Куусинен, не долго думая, решился на командировку в Финляндию. Зимней порой это удобно делать, потому что финны охватить наблюдением весь Финский залив не в состоянии. А он, как известно, покрыт льдом, на который выходят рыбаки и не только рыбаки. Отто на быстроходном буере — такие спаренные сани под парусом — добрался до островов возле Выборга, а дальше, никем не потревоженный, поездом доехал до Хельсинки.

— Не нравится мне общаться с Лейно, но пришлось, — продолжил рассказ Куусинен. — Описал он мне тебя, твою работу в Раахе, дал адрес аптеки в Тохмаярви — и вот я здесь.

Они проговорили до глубокой ночи. Отто сетовал, что в стране началось неприятное явление борьбы за власть. Теперь, когда Советская Россия твердо стояла на ногах, сделалось возможным убирать политических конкурентов или потенциальных оппозиционеров. Обычное, в принципе, дело. Революция всегда пожирает своих детей.

Вся беда нынешней ситуации в том, что в нее активно вовлекаются самые низшие слои: крестьянин стучит на крестьянина, уборщица — на уборщицу, а иной раз на директора. И того убирают: с должности, с работы, со свободы.

— Мерзость начала плодиться в судейском аппарате, — сокрушаясь, сказал Отто. — Нелюдей там становится больше, нежели в обычной жизни. И это, братец, культ, потому что так надо.

— Страшное дело, — согласился Тойво.

Куусинен посмотрел на него долгим взглядом, а потом сказал:

— Не надо тебе возвращаться в Россию. Пусть вместо тебя кто-то другой роль героя-лыжника исполняет.

Антикайнен ничего на это не ответил. На самом деле, он пока не принял никакого решения, как жить дальше и, вообще, где жить.

— Но твое умение нам крайне необходимо, — вероятно, расценив молчание друга как-то иначе, сказал Отто. — Я не доверяю этому Лейно, а свой человек в Финляндии мне очень нужен. Теперь нам важно не самим раздуть пожар мировой революции, а не позволить сделать тоже самое кому-то другому. Фашистам, например.
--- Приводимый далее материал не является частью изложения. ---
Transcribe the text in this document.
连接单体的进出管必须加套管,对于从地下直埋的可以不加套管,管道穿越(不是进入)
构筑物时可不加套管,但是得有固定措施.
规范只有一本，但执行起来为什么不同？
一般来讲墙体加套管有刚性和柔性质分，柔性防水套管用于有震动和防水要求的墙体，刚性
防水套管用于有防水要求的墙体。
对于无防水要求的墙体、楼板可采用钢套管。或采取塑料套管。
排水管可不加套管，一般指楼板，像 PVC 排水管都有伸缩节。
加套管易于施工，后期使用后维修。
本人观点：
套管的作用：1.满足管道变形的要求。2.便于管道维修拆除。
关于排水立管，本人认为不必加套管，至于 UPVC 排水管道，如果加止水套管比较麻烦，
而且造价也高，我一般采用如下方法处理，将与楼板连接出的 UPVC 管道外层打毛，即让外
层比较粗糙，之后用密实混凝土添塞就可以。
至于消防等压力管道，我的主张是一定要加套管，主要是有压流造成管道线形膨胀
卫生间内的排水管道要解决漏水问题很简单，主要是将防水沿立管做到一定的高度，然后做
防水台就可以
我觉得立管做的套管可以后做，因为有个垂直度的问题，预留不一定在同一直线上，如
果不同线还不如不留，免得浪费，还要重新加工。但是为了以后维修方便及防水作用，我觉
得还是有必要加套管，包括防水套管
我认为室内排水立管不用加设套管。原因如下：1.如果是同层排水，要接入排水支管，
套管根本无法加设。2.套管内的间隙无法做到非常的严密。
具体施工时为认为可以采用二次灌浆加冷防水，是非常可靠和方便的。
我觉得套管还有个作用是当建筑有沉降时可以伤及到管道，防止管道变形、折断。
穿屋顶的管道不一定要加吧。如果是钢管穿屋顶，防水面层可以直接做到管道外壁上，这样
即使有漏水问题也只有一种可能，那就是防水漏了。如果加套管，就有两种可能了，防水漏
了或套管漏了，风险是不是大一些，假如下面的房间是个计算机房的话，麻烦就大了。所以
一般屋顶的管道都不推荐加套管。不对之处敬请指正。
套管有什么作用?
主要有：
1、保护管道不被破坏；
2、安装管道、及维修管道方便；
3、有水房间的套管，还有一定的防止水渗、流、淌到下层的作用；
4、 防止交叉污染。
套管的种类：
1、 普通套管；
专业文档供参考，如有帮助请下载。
Однако постепенно от дел перешли к воспоминаниям, что было важно и тому, и другому. Не хватало лишь музыки.

  Дом стоит, свет горит.
  Из окна видна даль.
  Так откуда взялась печаль:
  И, вроде, жить — не тужить,
  И, вроде, жить — будь здоров.
  Так откуда взялась печаль?
На следующий день Куусинен уехал, оставив пароли и явки. Пароли и явки не помещались на столе, поэтому Тойво их перепрятал на задний двор до весны, откуда они вместе с талой водой исчезли в неизвестном направлении. Да разве нужны они были человеку, который о политике узнавал из газет, тем более, что газеты он принципиально не читал?

— Поедешь со мной? — Тойво однажды спросил Лиису.

— Куда? — поинтересовалась она.

— Где белый песок, бирюзовое море и синее небо, — вздохнул Антикайнен.

— Но там же нет зимы! — сказала женщина. — И леса там нет, и озера. Да и людей там, похоже, тоже нет.

— Мы и здесь-то с людьми раз в день, в лучшем случае, видимся, — возразил Тойво, не очень уверенно.

— Ну, что ты говоришь! — улыбнулась Лииса. — Жить среди людей — не значит, видеть их каждую минуту. Это значит, видеть их тогда, когда душа пожелает.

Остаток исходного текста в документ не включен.